If you want something super versatile you could get the new Surly CrossCheck with disc tabs. Might be a wait for that though.

Cannondale and Kona probably worth looking at but difficult to get hold of at the moment due to the switch to 2014 bikes.



Mallory said:


> p.s does anyone know of any cx terrain north of London Edgware/Barnet onwards in Herts etc?


 
Try looking for the Rapha Hell of the North route - sure it will be on Strava / Garmin Connect somewhere.


----------



## BUR70N (5 Aug 2013)

Do you know what sort of riding? As you could look towards the Spesh Tricross, depends if you wanted a true CX bike or something that can do the commute aswell.
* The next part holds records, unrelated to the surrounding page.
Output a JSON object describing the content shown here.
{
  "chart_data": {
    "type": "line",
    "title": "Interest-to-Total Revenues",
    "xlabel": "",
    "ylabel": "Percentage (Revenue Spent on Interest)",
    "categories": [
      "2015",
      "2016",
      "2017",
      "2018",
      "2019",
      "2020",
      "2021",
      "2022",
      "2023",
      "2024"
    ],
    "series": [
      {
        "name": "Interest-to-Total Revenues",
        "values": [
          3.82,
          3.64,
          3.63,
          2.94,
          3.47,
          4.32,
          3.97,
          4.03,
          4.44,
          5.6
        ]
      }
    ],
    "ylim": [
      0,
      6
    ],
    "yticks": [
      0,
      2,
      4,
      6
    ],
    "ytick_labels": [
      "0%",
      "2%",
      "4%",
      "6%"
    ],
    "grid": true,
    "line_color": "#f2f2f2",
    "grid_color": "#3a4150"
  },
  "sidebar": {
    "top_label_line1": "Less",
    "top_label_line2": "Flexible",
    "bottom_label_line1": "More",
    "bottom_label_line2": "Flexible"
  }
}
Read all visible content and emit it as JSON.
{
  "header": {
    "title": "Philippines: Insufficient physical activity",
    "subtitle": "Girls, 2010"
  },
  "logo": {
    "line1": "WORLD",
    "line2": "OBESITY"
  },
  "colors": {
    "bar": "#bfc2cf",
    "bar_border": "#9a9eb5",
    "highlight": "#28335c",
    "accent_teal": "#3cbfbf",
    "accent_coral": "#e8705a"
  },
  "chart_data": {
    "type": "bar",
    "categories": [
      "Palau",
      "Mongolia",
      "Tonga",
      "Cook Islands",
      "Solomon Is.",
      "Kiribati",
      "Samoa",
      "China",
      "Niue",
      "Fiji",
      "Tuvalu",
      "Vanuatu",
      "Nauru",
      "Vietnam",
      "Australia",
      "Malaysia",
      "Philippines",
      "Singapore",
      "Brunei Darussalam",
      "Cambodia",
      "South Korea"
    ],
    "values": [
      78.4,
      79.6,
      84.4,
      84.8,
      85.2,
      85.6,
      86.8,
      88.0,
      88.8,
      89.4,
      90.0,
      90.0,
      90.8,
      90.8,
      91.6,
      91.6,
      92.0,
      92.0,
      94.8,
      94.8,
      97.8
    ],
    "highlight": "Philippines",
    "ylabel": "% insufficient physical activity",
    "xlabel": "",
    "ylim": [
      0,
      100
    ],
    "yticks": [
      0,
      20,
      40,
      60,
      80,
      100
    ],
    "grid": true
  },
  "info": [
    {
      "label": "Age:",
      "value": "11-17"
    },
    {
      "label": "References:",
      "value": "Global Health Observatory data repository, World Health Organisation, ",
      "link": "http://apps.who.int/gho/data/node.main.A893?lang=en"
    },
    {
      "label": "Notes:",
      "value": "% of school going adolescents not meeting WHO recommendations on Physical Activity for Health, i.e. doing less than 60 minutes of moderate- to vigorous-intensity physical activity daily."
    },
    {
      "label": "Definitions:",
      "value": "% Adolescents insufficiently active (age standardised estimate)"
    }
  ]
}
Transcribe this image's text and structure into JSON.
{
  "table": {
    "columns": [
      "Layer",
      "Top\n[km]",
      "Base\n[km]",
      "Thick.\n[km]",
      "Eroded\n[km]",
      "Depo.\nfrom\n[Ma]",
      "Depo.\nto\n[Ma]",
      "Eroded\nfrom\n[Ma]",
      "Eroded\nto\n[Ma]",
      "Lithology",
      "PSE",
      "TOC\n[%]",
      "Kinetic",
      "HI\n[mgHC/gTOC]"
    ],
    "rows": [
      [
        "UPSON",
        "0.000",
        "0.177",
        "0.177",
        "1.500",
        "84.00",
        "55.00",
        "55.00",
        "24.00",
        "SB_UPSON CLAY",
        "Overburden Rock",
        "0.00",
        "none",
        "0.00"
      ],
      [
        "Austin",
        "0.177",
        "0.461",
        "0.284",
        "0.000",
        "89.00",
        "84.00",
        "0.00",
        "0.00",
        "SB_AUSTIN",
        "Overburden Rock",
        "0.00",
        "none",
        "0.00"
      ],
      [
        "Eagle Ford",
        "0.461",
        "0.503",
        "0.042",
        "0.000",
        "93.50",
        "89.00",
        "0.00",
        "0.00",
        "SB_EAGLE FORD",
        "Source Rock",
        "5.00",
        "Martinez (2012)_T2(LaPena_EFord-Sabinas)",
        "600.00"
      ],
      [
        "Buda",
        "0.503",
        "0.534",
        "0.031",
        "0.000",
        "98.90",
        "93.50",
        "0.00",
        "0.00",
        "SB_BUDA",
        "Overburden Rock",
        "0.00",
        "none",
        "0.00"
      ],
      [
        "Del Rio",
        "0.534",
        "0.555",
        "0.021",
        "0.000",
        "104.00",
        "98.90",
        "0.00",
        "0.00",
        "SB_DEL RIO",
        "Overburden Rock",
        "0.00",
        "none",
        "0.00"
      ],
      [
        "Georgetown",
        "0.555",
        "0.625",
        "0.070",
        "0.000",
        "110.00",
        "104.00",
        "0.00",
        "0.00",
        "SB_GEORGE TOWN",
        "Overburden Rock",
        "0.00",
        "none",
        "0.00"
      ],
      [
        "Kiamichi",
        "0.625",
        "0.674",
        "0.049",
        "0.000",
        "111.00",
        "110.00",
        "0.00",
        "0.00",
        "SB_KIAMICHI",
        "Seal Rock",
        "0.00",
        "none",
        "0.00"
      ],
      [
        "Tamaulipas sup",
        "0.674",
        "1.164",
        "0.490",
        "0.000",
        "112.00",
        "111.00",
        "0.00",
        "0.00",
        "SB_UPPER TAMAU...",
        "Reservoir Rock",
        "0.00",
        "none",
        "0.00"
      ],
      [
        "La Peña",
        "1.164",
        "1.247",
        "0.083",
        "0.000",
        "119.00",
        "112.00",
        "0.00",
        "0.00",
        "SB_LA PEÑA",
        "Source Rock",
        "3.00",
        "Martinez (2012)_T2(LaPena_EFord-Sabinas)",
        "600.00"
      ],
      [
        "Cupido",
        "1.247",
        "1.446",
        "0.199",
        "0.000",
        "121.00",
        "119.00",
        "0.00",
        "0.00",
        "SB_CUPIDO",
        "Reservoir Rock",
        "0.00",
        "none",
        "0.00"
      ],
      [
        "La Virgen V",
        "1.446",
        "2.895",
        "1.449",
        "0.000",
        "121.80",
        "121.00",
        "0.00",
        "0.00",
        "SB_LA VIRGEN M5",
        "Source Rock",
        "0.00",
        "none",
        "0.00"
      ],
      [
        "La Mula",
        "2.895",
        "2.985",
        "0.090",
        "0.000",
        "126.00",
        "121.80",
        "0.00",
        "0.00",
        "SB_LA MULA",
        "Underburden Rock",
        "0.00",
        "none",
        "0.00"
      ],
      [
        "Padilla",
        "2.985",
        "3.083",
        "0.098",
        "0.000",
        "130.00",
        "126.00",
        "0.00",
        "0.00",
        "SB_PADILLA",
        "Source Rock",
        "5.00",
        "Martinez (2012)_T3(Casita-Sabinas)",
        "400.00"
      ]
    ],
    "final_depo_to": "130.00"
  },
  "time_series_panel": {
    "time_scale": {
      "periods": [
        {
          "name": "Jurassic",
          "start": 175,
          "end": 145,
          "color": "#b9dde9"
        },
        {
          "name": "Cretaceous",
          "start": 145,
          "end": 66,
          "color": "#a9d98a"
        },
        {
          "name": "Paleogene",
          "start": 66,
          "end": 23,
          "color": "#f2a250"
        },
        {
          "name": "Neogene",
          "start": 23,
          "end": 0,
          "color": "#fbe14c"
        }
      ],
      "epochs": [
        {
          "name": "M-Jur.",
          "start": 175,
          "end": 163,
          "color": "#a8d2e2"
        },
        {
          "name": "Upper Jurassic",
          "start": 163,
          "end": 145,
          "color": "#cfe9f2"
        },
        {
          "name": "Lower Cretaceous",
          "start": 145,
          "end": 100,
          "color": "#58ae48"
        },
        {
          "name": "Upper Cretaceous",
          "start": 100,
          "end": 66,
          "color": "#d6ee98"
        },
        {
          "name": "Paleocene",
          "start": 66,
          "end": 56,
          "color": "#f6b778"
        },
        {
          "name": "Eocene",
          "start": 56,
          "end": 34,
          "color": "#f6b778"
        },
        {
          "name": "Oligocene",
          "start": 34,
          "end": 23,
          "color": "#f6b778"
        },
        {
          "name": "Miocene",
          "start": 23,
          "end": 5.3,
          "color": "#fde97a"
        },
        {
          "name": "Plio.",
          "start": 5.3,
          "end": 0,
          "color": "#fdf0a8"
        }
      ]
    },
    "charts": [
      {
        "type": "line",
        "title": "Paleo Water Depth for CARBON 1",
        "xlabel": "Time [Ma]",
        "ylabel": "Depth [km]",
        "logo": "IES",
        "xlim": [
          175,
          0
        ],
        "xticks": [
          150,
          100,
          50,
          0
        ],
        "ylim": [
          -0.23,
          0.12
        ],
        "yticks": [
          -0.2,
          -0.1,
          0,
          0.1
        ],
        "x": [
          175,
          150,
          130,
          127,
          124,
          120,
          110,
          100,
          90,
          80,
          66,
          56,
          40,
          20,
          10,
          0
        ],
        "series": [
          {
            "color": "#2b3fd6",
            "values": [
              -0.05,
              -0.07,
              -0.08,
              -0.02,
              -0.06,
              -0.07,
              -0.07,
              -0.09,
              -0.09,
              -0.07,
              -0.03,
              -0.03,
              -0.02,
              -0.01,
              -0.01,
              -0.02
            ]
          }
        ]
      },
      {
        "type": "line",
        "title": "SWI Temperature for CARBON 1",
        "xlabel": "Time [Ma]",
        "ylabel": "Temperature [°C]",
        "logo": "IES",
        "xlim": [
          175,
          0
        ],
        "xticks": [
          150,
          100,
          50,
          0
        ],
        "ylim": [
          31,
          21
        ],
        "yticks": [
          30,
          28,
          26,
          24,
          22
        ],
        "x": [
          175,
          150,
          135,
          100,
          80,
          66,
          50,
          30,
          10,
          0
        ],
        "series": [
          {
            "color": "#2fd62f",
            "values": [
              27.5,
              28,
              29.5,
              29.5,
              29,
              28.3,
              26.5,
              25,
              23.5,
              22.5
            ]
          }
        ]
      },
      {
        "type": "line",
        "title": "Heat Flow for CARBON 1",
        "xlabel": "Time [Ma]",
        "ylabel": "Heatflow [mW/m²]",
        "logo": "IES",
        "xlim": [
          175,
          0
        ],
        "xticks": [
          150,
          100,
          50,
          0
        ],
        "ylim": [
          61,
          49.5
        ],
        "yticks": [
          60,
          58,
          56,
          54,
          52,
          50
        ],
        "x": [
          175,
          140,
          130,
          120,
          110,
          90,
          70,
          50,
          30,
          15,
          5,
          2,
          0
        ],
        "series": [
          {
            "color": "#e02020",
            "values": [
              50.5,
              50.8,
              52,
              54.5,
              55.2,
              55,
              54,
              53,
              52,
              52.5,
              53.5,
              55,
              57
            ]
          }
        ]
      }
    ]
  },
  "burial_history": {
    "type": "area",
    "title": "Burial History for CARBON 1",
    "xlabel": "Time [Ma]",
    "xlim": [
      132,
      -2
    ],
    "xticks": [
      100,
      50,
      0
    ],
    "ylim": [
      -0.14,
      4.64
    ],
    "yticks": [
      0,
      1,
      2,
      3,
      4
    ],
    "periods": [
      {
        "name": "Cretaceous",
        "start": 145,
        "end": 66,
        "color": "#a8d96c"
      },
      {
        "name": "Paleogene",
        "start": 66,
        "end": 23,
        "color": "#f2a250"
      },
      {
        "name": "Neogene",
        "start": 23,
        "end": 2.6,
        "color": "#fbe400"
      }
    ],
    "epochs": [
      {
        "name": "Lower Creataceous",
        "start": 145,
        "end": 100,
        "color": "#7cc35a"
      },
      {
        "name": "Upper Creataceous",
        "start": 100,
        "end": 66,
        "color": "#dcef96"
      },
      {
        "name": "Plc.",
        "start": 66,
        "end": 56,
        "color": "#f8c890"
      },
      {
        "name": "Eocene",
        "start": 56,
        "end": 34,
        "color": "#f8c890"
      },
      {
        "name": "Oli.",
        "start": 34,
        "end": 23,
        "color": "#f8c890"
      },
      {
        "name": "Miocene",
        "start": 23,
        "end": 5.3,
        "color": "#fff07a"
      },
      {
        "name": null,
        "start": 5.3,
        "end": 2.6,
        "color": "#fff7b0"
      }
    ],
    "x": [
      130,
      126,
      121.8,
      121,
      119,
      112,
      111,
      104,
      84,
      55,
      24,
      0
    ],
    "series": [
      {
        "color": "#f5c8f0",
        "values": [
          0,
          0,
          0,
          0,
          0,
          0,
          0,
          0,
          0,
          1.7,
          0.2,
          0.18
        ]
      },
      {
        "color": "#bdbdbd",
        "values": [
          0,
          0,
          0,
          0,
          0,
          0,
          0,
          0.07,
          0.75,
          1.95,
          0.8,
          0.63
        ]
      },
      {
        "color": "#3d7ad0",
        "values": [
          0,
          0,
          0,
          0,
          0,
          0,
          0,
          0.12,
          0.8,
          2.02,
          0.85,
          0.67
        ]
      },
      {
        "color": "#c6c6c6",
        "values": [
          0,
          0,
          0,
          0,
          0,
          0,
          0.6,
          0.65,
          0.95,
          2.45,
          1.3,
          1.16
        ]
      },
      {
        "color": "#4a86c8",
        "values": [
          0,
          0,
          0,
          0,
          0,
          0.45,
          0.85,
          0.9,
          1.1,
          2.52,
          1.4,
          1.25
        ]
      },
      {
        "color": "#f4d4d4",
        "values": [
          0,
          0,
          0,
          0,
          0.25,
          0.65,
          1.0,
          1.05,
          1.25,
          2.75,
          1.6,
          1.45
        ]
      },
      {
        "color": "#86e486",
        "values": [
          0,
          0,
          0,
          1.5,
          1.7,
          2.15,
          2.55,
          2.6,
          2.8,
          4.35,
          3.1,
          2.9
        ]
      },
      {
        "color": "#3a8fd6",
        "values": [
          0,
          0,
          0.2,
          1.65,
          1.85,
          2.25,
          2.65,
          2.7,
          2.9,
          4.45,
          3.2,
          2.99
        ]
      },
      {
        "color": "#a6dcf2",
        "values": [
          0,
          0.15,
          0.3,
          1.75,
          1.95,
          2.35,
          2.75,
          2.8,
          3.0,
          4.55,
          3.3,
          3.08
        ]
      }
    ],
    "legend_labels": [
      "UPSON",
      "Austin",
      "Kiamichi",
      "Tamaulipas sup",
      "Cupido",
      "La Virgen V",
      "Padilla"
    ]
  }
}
I use a Cube Cross Race Disc for my commute and then swap the tyres for the off road, but most of the time its on road.


----------



## BUR70N (5 Aug 2013)

Type of frame also, Steel, Alloy or...


----------



## JohnClimber (5 Aug 2013)

Planet X XLS, ticks your boxes.

Here's mine ready for a light weight bivi ride


----------



## vickster (5 Aug 2013)

Whyte Charing Cross or Saxon Cross?

http://www.edinburghbicycle.com/products/whyte-charing-cross-13
http://www.edinburghbicycle.com/products/whyte-saxon-cross-14


----------



## BUR70N (6 Aug 2013)

I like that Planet X bike..

The Saxon Cross got this - "*Buy if: *You want a stable, impressively weatherproof road and roughstuff all-rounder and don’t mind changing the tyres to something larger to add comfort"


----------



## RolandsuperX (6 Aug 2013)

Won`t be long befor shops start reducing 2013 stock in preperation for the 2014 bikes, hold out for another month or two and you might snap up a really good bargin Mallory...


----------



## mustang1 (22 Aug 2013)

Not sure if you're looking for hydraulic or mechanical disks, but Focus Mares 2.0 is down from around £1100 to £900 right now (IDK which type disks it comes with, in fact IDK if CX bikes are even offered with hydro?).

I have a couple of CX bikes, Specialized Tricross and Focus Mares (both non-disk brakes) and for *my* use, I prefer Mares (more suitable geo for me).


----------



## Paul99 (22 Aug 2013)

mustang1 said:


> Not sure if you're looking for hydraulic or mechanical disks, but Focus Mares 2.0 is down from around £1100 to £900 right now (IDK which type disks it comes with, in fact IDK if CX bikes are even offered with hydro?).


The Mares has Tektro Lyra mechanical disc brakes. If you (OP) decided to go this route, my advice would be to upgrade the brakes to BB7's.


----------